When I think back and self-psychoanalyze myself, as I have a habit of doing on this log-of-the-web, I don’t think that I got happier because there was no electricity, or, really, electronics. I wasn’t happier because I wasn’t burdened with the enormous stress of a totes poppin’ social life, because I still had my phone, and [on it] responded to emails, and read tweets. I think I was happier because the time we spent without power was a bubble, and it was definite. We may not have known when it would come back on, but we had a pretty good idea (within the next few days, at most). Knowing that it would at all was enough of a bookend to let us know, also, what we had to do: enjoy.

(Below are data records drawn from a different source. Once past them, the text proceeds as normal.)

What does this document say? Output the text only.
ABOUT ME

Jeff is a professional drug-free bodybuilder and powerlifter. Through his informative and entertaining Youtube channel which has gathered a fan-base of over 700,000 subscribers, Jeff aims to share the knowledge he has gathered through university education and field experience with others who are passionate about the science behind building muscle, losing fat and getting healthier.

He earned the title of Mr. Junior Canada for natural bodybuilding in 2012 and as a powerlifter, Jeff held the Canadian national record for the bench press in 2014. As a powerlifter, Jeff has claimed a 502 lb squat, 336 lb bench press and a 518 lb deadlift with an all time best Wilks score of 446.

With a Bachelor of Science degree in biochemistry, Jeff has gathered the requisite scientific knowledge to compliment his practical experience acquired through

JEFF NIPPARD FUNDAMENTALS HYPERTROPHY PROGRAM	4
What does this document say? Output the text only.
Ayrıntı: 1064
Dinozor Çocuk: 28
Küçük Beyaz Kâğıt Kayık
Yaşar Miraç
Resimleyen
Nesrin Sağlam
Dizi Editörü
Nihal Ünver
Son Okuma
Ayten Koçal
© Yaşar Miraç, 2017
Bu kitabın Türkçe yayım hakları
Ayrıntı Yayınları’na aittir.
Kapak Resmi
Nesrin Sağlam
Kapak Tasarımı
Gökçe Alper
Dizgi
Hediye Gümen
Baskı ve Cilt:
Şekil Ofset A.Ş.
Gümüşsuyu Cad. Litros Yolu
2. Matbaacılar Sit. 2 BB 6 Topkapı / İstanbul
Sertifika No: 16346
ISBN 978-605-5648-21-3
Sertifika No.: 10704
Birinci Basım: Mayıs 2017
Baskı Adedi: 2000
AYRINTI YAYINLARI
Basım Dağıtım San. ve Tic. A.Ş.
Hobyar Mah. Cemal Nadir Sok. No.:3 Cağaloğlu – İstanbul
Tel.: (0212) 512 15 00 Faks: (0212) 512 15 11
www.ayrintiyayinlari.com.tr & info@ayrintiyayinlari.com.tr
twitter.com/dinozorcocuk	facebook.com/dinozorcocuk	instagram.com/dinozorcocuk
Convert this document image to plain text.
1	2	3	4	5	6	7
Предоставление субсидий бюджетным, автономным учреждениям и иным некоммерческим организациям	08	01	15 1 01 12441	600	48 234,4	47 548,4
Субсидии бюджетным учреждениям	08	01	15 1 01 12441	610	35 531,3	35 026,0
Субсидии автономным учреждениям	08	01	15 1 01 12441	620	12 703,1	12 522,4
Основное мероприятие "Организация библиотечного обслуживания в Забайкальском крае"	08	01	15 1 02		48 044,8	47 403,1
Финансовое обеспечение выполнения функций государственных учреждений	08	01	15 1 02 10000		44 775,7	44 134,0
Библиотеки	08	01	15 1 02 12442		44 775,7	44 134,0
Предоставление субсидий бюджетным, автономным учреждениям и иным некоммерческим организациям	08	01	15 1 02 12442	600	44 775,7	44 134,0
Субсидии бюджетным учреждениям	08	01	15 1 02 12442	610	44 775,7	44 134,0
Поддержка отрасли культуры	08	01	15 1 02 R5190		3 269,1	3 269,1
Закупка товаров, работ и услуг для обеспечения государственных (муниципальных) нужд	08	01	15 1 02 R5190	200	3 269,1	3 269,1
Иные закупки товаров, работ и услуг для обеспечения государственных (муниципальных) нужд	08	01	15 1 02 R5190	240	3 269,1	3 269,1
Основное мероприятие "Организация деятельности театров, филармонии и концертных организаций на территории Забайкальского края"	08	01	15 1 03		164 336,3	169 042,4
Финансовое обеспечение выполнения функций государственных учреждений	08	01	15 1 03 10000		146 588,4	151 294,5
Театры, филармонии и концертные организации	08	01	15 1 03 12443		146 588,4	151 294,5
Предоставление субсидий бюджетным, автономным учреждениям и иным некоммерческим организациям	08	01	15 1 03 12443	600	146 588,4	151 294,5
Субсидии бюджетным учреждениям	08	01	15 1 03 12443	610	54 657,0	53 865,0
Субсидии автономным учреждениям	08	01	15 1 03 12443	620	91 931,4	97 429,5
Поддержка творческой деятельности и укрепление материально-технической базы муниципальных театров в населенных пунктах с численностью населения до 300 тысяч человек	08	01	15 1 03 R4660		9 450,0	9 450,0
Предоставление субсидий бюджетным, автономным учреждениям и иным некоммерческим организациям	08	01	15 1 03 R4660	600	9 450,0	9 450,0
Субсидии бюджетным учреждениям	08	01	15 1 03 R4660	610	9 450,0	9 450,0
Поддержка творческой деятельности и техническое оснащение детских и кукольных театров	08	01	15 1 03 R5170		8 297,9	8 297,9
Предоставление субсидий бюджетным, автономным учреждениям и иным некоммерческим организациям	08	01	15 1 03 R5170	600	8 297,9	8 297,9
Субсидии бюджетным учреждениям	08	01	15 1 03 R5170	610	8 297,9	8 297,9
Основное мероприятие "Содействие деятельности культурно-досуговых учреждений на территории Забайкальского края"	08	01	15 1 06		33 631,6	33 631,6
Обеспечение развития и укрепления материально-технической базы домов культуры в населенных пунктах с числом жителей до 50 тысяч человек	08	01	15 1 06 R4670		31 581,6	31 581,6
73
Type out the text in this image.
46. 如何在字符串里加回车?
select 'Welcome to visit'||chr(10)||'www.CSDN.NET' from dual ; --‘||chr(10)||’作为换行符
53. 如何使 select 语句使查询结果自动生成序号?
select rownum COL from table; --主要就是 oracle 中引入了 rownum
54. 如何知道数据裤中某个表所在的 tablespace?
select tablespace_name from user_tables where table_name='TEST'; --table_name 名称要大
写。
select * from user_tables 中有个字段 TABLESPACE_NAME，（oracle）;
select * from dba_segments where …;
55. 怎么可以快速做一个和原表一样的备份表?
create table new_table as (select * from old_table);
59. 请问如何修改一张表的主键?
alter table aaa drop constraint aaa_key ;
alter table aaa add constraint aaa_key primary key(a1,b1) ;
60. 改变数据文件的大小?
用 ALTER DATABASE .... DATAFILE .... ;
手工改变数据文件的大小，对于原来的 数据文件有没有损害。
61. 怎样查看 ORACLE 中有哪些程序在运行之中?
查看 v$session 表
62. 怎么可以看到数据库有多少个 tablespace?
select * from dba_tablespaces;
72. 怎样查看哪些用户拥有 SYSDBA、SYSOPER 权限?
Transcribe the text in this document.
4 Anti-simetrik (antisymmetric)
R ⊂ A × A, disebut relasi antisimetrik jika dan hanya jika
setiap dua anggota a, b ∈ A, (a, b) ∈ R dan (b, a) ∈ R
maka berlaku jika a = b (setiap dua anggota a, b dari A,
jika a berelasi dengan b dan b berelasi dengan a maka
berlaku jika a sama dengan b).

There wasn’t really much else to do, but to go for a bike ride, eat at Manny’s, read a book. Yes, these are all things we can do with electricity. They are things that we do do with electricity. The difference was imaginary. Even though our situation wasn’t actually life-threatening, the excitement of it all was enough to make it feel like survival. Survival is simple: stay alive, and if you can, enjoy. We had no trouble staying alive, so all we could do was enjoy. Because that time, without any power, was a somewhat unambiguous bubble of time, our sole purpose was to enjoy. It’s the same reason you’re happy on vacation, and maybe even at school or work: you know your purpose. To relax, to consume knowledge-nuggets, to act passive-aggressively to your boss. When the power’s out, to enjoy.

Isn’t that our purpose, all the time? That may be a bit too deep… It is the question. I’m not sure if I believe “enjoy” is the answer. I think something less self-centered makes more sense. “Enjoy and help others enjoy.” I don’t know. It was fun when the power was out.